- Born: March 23, 1924 Vienna, Austria
- Died: February 16, 2019 (aged 94) Stanford, California, US
- Education: Columbia University (BS Mathematics and Civil Engineering; MS Civil Engineering; PhD Applied Mechanics)
- Awards: D'Alembert Award (2005)
- Scientific career
- Fields: Applied mechanics
- Workplaces: Stanford University
- Notable students: Peter Likins

= Thomas R. Kane =

Thomas Reif Kane (March 23, 1924 - February 16, 2019) was a professor emeritus of applied mechanics at Stanford University.

==Early life==
Kane was born in Vienna, Austria. He immigrated to the United States with his parents in 1938 after Austria fell to Nazi Germany. In 1943, he enlisted in the United States Army and was stationed in the South Pacific as a combat photographer.
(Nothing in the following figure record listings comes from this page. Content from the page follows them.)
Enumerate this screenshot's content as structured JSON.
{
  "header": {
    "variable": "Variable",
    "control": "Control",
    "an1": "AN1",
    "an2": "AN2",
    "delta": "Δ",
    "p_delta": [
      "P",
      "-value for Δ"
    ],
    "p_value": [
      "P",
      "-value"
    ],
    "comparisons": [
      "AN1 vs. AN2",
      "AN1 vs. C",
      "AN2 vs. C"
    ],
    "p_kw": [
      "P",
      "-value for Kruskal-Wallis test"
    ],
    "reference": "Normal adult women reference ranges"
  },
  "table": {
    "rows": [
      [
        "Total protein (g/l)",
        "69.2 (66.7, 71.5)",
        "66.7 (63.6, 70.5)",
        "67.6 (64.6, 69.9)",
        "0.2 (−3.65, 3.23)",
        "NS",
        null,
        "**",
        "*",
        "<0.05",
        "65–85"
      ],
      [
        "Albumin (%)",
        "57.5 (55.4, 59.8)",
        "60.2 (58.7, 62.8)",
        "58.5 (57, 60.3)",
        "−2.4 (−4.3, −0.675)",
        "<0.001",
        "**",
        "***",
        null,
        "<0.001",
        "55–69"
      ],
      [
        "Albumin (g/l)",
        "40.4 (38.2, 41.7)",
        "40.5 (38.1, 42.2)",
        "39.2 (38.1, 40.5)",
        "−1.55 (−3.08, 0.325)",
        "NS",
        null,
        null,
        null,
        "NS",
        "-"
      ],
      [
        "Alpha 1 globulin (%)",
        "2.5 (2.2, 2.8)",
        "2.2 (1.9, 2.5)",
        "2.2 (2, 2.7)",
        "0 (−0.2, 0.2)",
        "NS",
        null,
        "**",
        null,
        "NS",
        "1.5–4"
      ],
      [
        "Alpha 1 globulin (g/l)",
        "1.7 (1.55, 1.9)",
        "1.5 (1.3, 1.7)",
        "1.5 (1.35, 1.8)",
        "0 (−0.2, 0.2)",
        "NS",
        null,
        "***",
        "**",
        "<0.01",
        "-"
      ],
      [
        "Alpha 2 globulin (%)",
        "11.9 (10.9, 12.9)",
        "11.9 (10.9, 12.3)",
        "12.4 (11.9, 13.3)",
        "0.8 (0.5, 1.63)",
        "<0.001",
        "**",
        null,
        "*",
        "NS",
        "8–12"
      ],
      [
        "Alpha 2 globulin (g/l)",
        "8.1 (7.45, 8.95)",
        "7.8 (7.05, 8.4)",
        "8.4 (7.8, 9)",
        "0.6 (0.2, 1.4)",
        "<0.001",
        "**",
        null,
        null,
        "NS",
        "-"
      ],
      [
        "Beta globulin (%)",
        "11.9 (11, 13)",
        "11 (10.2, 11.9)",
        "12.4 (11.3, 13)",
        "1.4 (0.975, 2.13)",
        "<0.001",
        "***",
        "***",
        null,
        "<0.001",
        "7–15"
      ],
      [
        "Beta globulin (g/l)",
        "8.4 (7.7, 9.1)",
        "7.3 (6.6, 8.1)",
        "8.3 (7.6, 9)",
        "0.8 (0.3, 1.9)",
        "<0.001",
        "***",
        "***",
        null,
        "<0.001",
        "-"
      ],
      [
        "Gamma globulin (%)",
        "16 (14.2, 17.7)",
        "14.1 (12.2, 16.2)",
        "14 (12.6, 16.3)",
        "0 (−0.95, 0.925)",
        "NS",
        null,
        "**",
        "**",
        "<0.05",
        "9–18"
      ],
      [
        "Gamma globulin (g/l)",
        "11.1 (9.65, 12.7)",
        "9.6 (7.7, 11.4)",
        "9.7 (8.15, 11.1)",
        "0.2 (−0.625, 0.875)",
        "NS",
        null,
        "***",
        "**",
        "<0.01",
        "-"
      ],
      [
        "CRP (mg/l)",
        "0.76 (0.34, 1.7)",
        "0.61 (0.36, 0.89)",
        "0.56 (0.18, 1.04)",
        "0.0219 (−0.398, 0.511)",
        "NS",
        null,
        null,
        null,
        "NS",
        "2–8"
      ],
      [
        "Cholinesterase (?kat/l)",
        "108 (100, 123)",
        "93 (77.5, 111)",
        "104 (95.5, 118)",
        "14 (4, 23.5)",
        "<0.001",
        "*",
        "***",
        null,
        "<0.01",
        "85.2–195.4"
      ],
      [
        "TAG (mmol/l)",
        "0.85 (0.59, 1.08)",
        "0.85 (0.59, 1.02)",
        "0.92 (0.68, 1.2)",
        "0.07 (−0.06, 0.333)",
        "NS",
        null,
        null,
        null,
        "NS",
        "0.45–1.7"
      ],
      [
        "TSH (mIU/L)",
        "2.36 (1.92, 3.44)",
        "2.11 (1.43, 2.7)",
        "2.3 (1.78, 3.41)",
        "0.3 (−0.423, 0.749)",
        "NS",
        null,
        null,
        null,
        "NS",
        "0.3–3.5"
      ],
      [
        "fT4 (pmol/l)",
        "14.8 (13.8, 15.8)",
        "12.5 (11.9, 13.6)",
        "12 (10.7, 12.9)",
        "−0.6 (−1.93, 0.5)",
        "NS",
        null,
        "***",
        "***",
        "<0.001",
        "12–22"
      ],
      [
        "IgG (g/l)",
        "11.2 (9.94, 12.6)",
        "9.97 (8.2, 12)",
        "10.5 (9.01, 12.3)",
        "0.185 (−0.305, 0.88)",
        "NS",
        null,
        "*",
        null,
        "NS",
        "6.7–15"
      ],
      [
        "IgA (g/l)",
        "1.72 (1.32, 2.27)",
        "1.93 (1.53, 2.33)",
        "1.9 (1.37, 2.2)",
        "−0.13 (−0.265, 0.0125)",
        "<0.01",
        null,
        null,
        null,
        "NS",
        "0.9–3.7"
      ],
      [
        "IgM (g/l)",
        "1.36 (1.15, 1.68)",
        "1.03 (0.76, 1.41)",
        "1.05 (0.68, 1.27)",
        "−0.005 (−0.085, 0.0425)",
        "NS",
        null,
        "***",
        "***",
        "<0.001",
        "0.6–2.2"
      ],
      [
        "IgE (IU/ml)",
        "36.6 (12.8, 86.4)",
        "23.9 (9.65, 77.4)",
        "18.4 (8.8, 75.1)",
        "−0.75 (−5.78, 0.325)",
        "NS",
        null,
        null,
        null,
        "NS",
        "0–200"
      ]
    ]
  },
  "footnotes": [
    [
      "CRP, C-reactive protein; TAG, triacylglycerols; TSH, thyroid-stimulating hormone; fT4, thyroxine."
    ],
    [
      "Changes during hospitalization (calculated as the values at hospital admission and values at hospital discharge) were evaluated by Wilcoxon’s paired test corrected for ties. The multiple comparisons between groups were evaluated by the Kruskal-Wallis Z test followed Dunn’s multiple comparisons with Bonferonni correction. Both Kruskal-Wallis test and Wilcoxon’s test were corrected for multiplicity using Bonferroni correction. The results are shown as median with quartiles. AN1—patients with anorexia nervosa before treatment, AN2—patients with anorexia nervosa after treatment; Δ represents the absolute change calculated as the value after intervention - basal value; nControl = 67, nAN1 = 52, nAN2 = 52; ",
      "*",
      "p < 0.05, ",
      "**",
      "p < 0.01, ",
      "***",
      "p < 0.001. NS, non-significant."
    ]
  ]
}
From 1946 to 1953 he attended Columbia University during which he earned two BS degrees in mathematics and civil engineering, as well as an MS in civil engineering and a PhD in applied mechanics.

==Career==
In 1953, Dr. Kane joined the engineering faculty at the University of Pennsylvania as an assistant professor of mechanical engineering and three years later was promoted to associate professor. While at Penn, he served as a research engineer and on the committee whose focus was investigating the question of sabbatical leave.

In the 1960s, Kane devised a method for formulating equations of motion for complex mechanical systems that requires less labor and leads to simpler equations than the classical approaches, while avoiding the vagueness of virtual quantities. The method is based on the use of partial angular velocities and partial velocities.